EXPLAIN SELECT * FROM orders WHERE customer_id = 123 AND status = 'shipped';
Pay close attention to:
possible_keys: Which indexes could be used?
key: Which index is actually being used? If it's not using the index you expect, statistics are a prime suspect.
rows: The optimizer's estimate of how many rows it will examine. If this number is wildly different from reality (e.g., it estimates 100 rows but you know it will scan 1 million), your statistics are stale.
Run ANALYZE TABLE: Update the statistics for the table(s) involved in the query.
ANALYZE TABLE orders;
Run EXPLAIN again: Immediately run the EXPLAIN command again. Has the key changed? Has the rows estimate become more accurate?

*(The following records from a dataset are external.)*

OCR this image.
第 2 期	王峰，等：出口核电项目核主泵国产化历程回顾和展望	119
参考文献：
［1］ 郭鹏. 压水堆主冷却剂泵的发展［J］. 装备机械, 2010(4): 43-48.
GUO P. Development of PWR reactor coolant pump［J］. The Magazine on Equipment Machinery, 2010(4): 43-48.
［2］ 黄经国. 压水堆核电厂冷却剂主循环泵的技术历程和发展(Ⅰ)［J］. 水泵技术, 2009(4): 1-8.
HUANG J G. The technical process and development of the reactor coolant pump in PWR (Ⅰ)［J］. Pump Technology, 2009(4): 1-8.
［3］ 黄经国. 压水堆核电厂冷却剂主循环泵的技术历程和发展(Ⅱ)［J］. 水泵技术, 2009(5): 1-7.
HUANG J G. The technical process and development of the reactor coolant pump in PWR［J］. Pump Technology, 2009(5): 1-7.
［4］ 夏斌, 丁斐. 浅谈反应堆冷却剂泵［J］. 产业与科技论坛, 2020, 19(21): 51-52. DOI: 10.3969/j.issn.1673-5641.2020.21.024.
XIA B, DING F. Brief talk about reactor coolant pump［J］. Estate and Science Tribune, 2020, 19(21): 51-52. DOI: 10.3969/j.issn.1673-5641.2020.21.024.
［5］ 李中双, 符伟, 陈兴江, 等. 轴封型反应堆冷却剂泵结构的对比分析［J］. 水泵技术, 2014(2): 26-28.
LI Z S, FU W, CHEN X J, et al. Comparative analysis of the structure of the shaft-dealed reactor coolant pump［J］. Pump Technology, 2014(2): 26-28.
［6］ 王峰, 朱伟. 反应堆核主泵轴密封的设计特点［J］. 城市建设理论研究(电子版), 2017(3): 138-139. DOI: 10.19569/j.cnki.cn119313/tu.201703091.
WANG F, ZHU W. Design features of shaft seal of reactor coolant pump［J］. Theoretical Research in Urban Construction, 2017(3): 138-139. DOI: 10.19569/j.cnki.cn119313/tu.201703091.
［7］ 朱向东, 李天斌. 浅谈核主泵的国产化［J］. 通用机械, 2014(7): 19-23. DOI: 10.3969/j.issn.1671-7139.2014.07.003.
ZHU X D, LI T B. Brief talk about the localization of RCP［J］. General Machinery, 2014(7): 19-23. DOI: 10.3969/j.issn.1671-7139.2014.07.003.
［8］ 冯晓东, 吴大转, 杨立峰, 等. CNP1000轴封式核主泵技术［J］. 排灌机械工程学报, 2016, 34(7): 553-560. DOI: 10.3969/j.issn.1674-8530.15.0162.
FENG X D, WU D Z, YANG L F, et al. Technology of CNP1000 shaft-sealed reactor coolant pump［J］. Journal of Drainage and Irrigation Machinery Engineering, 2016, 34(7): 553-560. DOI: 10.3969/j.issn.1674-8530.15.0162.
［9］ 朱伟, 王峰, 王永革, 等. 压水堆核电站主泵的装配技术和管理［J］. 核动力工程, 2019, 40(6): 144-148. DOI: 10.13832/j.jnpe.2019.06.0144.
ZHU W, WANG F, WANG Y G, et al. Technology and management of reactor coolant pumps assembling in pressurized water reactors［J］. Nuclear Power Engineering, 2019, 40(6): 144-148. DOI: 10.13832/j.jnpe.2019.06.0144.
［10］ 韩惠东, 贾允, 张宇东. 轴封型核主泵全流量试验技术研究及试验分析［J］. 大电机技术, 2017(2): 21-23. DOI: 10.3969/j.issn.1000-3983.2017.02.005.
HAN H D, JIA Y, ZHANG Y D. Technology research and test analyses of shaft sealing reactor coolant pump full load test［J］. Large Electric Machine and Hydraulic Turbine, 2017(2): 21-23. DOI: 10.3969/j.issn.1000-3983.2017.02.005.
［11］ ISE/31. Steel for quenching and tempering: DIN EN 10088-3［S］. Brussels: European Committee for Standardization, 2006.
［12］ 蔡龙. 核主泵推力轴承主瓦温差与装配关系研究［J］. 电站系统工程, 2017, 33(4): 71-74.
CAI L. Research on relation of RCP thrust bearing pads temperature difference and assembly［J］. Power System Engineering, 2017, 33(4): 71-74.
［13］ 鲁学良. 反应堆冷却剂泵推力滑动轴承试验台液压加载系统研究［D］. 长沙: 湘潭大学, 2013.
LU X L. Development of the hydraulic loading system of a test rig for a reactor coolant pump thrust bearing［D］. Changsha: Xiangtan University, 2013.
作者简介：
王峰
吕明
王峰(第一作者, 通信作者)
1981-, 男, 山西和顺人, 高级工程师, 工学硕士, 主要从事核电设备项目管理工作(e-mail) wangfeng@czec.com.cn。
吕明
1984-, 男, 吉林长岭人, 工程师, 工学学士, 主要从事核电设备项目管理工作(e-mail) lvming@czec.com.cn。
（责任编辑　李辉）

Test the query: Does the query now run fast?
If the performance is restored, you've successfully diagnosed a stale statistics issue.
If ANALYZE TABLE didn't help, and your WHERE clause uses a non-indexed column or has complex range conditions, a histogram might be the solution.
-- Create a histogram on the 'status' column
ANALYZE TABLE orders UPDATE HISTOGRAM ON status;
Run EXPLAIN and test the query again.
If all else fails and you are absolutely certain you know a better plan, you can force the optimizer to use a specific index. Use this with extreme caution, as it's a band-aid and can break if your data distribution changes later.
SELECT * FROM orders FORCE INDEX (idx_customer_id) WHERE customer_id = 123 AND status = 'shipped';
Don't wait for performance to degrade. Consider adding ANALYZE TABLE operations to your regular maintenance windows, especially for large, frequently updated tables. For critical reports run on a data warehouse, updating statistics right after a major data load is a best practice.
MySQL statistics are the silent workhorses of database performance. By understanding how they are collected automatically and knowing how to intervene manually with ANALYZE TABLE and histograms, you empower yourself to keep your queries running at lightning speed.
Remember the troubleshooting mantra: EXPLAIN -> ANALYZE TABLE -> EXPLAIN again. This simple workflow will resolve a significant number of mysterious performance problems.